Quando todo mundo escreve com IA, ninguém escreve nada
A IA nivela o mercado por baixo ("sobe o piso, não o teto") e revelar a única estratégia real para um profissional se destacar na era do conteúdo automatizado: injetar experiência viva e trabalho humano intencional no texto. — Quando a gramática correta virou mercadoria barata, o trabalho humano real e os testes práticos tornaram-se seu maior ativo competitivo.
ESCRITA CRIATIVA COM IA
Raniere Menezes
7/3/20263 min read


A competência técnica virou obrigação gratuita.

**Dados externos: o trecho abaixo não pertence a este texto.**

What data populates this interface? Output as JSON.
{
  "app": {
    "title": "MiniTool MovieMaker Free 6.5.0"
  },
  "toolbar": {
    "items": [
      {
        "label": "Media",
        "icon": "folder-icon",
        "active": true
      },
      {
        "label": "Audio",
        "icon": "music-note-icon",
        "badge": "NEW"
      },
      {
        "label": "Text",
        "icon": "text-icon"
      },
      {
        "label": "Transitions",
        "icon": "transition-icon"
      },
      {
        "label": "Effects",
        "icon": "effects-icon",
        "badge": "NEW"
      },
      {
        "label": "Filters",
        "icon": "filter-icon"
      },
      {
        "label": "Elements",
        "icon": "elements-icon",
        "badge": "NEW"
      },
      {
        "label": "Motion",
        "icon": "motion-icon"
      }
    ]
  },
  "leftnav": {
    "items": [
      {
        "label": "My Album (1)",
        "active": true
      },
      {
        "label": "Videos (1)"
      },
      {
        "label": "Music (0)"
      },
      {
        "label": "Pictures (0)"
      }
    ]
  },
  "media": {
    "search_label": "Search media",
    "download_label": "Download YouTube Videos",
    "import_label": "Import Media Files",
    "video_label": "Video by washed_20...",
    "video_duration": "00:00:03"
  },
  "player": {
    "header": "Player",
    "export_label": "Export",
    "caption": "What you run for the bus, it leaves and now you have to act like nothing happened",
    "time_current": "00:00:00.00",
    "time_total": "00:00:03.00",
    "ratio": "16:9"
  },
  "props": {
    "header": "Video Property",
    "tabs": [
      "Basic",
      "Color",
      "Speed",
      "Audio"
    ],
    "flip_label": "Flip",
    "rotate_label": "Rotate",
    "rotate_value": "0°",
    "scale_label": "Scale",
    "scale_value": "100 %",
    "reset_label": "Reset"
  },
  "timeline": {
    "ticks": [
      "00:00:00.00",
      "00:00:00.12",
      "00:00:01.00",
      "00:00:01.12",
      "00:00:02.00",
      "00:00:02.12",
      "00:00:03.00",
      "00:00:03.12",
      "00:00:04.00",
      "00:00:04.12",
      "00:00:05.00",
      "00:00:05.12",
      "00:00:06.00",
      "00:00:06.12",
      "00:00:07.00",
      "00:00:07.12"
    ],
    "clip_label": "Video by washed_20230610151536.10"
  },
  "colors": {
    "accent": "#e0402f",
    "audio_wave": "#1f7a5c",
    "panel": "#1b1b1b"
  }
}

O que resta para quem precisa se destacar quando o robô faz o trabalho padrão em segundos?
Há um teste simples que você pode aplicar em qualquer texto que ler hoje. Duas frases bastam. Se você conseguir prever a terceira, já sabe: foi o ChatGPT.
Não é preciso ser especialista para perceber. O gancho genérico. A estrutura em três partes. A metáfora reciclada pela milésima vez. Marcelino Prevailer chamou isso, num artigo publicado no Medium em junho de 2026, de escrita que "não é ninguém em particular". A definição é exata, e vale a pena usá-la.
A competência virou piso, não vantagem
Escrever um parágrafo claro já foi sinal de esforço. Você lia um texto bem estruturado e presumia, com razão, que havia trabalho ali.
Esse presumir morreu. Gramática correta é grátis. Estrutura lógica é grátis. Qualquer pessoa gera duas mil palavras competentes sobre praticamente qualquer assunto em minutos. A régua que separava "escritor de verdade" de "alguém com algo a dizer" foi automatizada por completo.
Isso deveria assustar quem construiu identidade em cima de saber escrever bem. E deveria libertar quem sempre soube que escrever bem nunca foi o ponto.
O que a máquina não tem: uma alma
Prevailer identifica o que resiste à automação: conclusões conquistadas com esforço, às vezes impopulares, extraídas de experiência direta — não de consenso resumido.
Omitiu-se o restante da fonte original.